Howard Gardner pun mengingatkan kita melalui Teori Kecerdasan Majemuk, bahwa kecerdasan bukan hanya satu rupa. Bukan hanya soal logika-matematika atau bahasa. Ada anak yang hebat menggambar, menyanyi, memahami perasaan, atau berpikir dengan gerakan. Tapi sayangnya, sekolah kita hanya menghargai satu dua jenis kecerdasan, dan menyebut sisanya sebagai "bodoh", "lambat", atau "gangguan". Ironisnya, dalam sistem yang katanya inklusif, justru makin banyak anak yang merasa tersingkirkan.

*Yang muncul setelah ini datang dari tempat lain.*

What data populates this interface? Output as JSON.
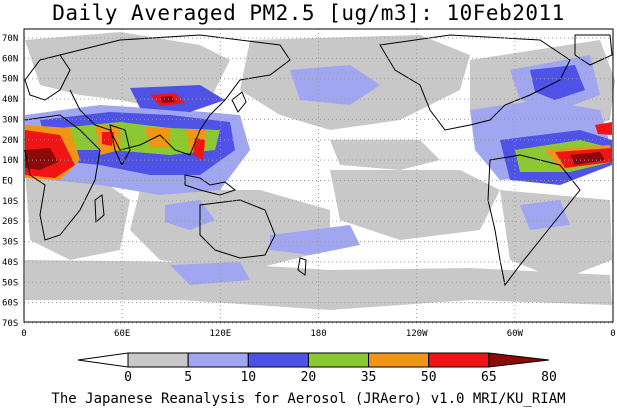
{
  "title": "Daily Averaged PM2.5 [ug/m3]: 10Feb2011",
  "credit": "The Japanese Reanalysis for Aerosol (JRAero) v1.0 MRI/KU_RIAM",
  "latitude_labels": [
    "70N",
    "60N",
    "50N",
    "40N",
    "30N",
    "20N",
    "10N",
    "EQ",
    "10S",
    "20S",
    "30S",
    "40S",
    "50S",
    "60S",
    "70S"
  ],
  "longitude_labels": [
    "0",
    "60E",
    "120E",
    "180",
    "120W",
    "60W",
    "0"
  ],
  "colorbar": {
    "levels": [
      "0",
      "5",
      "10",
      "20",
      "35",
      "50",
      "65",
      "80"
    ],
    "colors": [
      "#ffffff",
      "#c8c8c8",
      "#a0a6f0",
      "#4f52e6",
      "#8cc832",
      "#f09614",
      "#f01414",
      "#8c0a0a"
    ]
  },
  "colors": {
    "land_outline": "#000000",
    "grid": "#9a9a9a",
    "ocean_background": "#ffffff"
  }
}
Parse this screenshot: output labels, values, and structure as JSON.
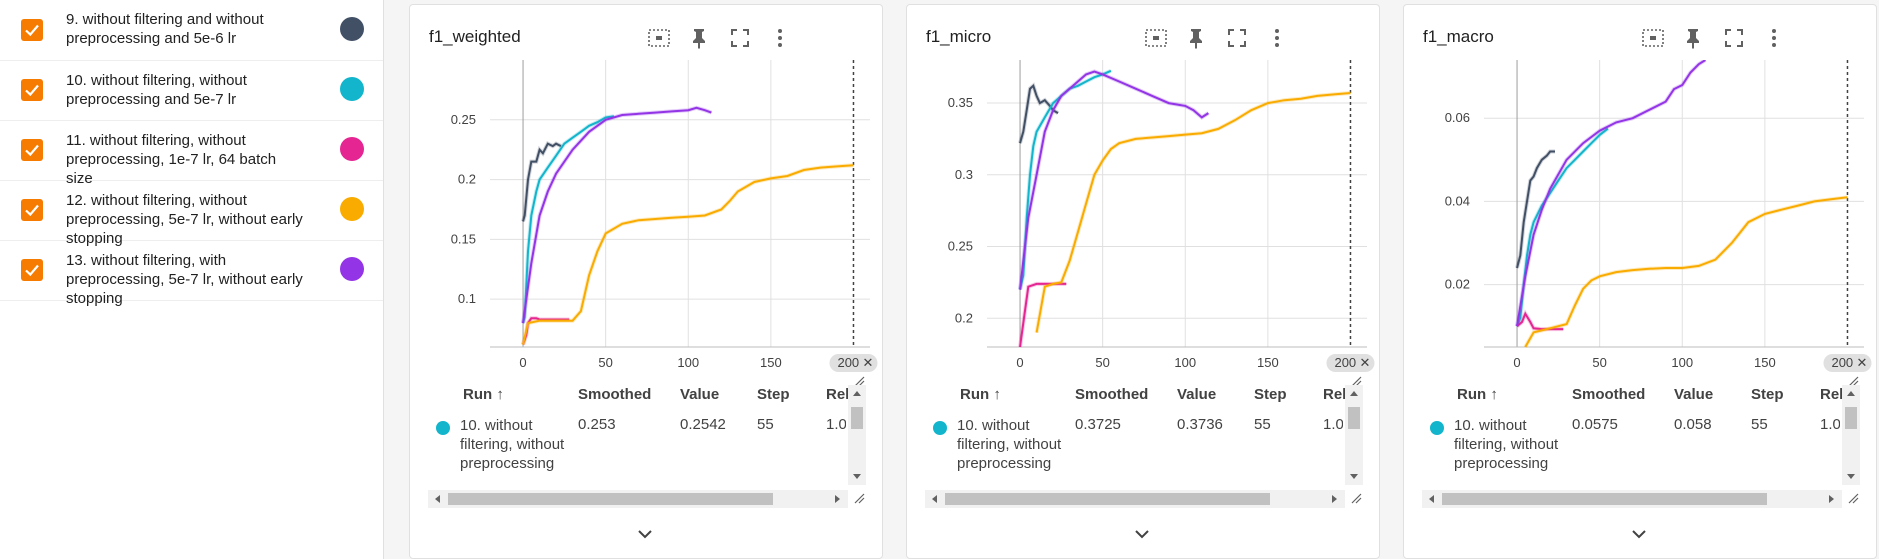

Saat menjalankan projek Disleksia Keliling Nusantara, Saya pernah mendampingi seorang anak perempuan dengan disabilitas intelektual di daerah pedalaman. Namanya Tiara. Ia duduk di kelas 3 SD tapi belum bisa membaca. Setiap kali diminta maju ke depan kelas, ia akan menunduk, memeluk tasnya erat-erat. Gurunya pernah berkata, "Pak, anak ini sepertinya memang tidak punya bakat sekolah."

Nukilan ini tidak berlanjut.